Am I a Professional or an Hourly Employee?

greenspun.com : LUSENET : Law Of The Workplace : One Thread

Bet you haven't heard this one. I am an associate attorney. My firm has a policy that you must bill a minimum of 150 billable hours per month, including months when you are sick or on vacation (averaged, in that case, over a 3 month period). Shortly after I started working there, a new policy was announced - If you miss the 150 hour minimum, your paycheck is cut 10%.

When announced, the new rule was to apply retroactively, beginning with the prior month, the managing partner's first (but not his most fatal) mistake. The major problem was that even if you billed the 150 hours or more, but HE decided to not bill a client for any reason under the sun that month (not necessarily related to the quality of your work), and he cut your time to below 150 hours, he'd still take the 10% out of your next paycheck, every 2 weeks, until you made up the time.
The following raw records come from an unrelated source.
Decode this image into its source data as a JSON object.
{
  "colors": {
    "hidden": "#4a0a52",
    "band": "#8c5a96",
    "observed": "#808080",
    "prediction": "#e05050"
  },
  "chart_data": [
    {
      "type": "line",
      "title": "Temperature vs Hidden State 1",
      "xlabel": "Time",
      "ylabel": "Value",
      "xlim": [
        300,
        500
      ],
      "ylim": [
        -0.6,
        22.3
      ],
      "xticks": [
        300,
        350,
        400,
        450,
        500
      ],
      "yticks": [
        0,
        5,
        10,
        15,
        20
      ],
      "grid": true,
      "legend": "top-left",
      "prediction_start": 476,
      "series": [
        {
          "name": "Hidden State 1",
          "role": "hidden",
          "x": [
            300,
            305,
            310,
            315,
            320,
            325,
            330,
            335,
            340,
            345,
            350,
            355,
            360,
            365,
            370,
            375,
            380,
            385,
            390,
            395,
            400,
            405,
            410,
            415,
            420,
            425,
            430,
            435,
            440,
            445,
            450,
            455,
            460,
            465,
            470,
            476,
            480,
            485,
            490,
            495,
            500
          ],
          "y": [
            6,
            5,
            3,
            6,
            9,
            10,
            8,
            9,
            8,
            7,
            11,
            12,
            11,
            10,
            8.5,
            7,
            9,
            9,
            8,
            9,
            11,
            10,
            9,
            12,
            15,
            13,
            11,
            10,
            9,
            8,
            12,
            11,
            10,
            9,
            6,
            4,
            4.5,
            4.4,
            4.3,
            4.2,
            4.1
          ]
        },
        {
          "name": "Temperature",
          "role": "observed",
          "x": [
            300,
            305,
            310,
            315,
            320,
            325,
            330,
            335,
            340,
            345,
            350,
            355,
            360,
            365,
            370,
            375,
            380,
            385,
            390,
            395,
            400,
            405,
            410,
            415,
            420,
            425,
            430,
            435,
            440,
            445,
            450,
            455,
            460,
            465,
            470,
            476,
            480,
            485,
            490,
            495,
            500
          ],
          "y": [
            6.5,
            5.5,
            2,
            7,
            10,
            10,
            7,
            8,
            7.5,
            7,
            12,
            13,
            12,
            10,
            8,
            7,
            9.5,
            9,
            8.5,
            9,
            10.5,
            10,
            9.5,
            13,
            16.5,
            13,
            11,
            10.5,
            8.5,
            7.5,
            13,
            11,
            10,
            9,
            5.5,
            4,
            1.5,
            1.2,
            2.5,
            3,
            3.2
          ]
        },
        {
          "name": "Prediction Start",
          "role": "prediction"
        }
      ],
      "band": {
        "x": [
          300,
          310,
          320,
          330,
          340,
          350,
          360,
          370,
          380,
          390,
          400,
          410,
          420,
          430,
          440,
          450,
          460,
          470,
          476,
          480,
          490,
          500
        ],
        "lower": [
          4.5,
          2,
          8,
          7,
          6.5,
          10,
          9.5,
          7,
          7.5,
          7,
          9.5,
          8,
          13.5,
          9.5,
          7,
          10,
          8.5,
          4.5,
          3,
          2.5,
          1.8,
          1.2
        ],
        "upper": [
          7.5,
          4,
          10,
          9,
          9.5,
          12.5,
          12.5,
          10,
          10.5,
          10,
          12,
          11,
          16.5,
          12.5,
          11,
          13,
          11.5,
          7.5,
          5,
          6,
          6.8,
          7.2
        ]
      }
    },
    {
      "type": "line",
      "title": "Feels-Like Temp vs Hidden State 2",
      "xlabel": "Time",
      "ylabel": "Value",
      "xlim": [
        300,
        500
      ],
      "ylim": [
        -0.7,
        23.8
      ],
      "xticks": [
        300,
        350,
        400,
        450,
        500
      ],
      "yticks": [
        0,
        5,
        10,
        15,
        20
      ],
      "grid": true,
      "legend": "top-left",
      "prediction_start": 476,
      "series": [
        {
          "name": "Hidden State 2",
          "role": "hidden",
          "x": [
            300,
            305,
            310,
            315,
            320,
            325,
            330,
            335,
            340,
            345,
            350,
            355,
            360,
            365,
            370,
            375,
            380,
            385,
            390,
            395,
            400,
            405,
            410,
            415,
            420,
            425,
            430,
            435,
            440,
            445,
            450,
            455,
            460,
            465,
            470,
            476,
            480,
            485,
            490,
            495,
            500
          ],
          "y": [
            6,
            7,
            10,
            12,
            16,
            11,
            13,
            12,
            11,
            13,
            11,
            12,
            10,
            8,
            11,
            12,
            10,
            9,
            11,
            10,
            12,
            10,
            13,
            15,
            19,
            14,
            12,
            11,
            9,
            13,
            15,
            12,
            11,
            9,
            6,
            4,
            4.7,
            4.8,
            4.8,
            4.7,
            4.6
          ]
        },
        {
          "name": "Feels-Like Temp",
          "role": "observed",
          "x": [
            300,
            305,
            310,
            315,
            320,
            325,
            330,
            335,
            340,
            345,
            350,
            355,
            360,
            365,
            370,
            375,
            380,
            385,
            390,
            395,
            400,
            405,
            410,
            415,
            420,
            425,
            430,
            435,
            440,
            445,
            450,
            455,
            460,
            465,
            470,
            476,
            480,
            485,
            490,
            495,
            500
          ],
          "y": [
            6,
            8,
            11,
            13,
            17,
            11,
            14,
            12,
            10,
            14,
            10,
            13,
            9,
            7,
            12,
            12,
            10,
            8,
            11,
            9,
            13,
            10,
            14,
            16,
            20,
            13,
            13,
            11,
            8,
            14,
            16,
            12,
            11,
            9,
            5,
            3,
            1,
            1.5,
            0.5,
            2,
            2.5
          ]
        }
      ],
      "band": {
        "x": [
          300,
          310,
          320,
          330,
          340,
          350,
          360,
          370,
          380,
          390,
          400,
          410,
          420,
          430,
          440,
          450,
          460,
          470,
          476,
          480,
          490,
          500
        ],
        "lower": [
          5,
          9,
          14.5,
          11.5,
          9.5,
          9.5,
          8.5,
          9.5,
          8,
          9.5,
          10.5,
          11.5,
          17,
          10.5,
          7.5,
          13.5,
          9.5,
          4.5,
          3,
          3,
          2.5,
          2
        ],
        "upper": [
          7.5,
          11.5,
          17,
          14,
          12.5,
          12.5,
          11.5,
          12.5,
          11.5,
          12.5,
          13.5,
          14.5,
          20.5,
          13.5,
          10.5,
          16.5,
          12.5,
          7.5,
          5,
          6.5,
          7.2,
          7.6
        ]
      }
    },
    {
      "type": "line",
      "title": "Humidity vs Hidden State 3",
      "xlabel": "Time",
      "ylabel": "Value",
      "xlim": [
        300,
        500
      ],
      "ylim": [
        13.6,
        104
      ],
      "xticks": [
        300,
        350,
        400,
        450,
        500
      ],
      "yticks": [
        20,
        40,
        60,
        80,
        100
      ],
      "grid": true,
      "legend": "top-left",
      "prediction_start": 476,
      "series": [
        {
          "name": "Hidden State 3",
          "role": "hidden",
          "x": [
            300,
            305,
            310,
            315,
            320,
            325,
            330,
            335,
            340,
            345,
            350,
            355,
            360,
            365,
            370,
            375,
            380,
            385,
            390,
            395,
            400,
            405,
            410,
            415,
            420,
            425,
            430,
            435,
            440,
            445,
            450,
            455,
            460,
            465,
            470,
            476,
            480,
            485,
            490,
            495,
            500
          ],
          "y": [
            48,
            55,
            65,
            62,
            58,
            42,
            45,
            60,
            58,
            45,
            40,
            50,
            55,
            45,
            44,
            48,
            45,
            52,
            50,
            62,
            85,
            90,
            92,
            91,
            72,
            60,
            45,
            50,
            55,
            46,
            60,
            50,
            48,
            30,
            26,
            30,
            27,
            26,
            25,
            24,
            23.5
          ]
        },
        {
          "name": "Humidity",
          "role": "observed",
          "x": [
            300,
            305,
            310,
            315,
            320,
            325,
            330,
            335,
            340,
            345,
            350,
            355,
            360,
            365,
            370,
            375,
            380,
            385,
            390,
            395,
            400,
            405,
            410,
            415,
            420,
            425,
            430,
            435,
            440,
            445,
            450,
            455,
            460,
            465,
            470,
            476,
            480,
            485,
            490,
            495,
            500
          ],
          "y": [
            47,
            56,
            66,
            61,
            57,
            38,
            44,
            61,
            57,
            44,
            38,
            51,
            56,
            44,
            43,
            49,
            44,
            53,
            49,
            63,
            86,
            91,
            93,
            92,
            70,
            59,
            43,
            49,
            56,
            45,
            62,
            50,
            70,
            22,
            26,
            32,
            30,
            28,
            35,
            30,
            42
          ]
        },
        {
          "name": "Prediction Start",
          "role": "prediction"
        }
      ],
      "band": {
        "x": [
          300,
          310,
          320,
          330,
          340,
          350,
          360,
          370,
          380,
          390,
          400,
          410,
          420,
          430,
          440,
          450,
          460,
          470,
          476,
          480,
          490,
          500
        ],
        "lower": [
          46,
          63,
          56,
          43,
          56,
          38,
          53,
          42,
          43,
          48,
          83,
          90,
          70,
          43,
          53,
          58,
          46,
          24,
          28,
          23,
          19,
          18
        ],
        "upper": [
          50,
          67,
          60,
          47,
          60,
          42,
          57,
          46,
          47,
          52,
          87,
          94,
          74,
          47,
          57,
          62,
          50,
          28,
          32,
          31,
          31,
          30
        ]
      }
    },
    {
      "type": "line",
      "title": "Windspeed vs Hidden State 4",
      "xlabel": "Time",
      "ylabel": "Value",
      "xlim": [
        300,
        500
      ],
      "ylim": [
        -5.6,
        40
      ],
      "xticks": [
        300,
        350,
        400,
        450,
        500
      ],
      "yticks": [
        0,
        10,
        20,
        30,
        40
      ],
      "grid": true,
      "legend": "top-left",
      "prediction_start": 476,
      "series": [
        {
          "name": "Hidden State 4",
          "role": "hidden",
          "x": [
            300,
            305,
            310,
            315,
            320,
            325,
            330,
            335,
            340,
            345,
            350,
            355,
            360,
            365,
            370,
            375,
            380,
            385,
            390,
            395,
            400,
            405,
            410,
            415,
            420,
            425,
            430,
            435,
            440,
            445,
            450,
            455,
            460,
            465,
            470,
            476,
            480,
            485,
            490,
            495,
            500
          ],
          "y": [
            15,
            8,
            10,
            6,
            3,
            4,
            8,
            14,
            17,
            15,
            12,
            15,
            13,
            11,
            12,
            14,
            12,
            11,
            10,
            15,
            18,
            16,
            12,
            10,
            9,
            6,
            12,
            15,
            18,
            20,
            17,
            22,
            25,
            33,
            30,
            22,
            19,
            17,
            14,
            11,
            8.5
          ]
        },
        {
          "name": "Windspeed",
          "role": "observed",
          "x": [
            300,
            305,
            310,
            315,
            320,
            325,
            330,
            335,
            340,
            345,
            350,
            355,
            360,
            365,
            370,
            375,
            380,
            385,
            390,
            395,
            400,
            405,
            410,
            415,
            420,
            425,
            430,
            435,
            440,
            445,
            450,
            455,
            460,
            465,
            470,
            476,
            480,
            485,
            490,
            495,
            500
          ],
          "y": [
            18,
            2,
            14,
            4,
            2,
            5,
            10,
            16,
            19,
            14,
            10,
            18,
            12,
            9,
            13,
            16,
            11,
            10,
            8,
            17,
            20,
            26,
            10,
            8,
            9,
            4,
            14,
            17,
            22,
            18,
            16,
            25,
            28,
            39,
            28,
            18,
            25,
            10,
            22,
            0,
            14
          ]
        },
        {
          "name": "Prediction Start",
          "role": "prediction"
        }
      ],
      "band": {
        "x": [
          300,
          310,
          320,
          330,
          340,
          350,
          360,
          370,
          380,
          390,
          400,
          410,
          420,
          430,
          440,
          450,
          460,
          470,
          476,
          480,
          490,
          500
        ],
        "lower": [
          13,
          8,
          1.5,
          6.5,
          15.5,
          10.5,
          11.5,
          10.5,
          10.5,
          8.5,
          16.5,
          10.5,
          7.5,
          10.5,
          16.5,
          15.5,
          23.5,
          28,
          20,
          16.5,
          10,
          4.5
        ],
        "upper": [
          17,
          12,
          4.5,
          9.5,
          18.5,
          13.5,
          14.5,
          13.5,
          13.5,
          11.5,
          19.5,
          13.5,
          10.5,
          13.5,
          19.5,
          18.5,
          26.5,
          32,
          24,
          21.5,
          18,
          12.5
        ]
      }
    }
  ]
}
But even if you billed 180 hours the next month, if he decided (for literally any reason, not necessarily tied to whether you did a good job or not but more frequently because he would kow-tow to any client to complained about a bill) to not bill a client (or clients), and thereby cut 40 hours off your 180 hours, he would, again, cut your paycheck 10%, every paycheck, until the time was made up.

Since it was next to impossible to get out of this cycle, this effectively created you (me!) into an hourly employee, and I think he owes me for all the cutbacks in my paychecks (about $2,500), plus for all the extra hours I worked (billable or not, about another $3000 or more). There was never any agreement that I (or any associate) was responsible for the financial well being of the firm, or for receivables, like a partner might be. And I have it on paper that he thought I did "A-level" work, so that is not the problem. Aside from his simply being a wimp about billing his clients, I think what he did was/is illegal. What do you think?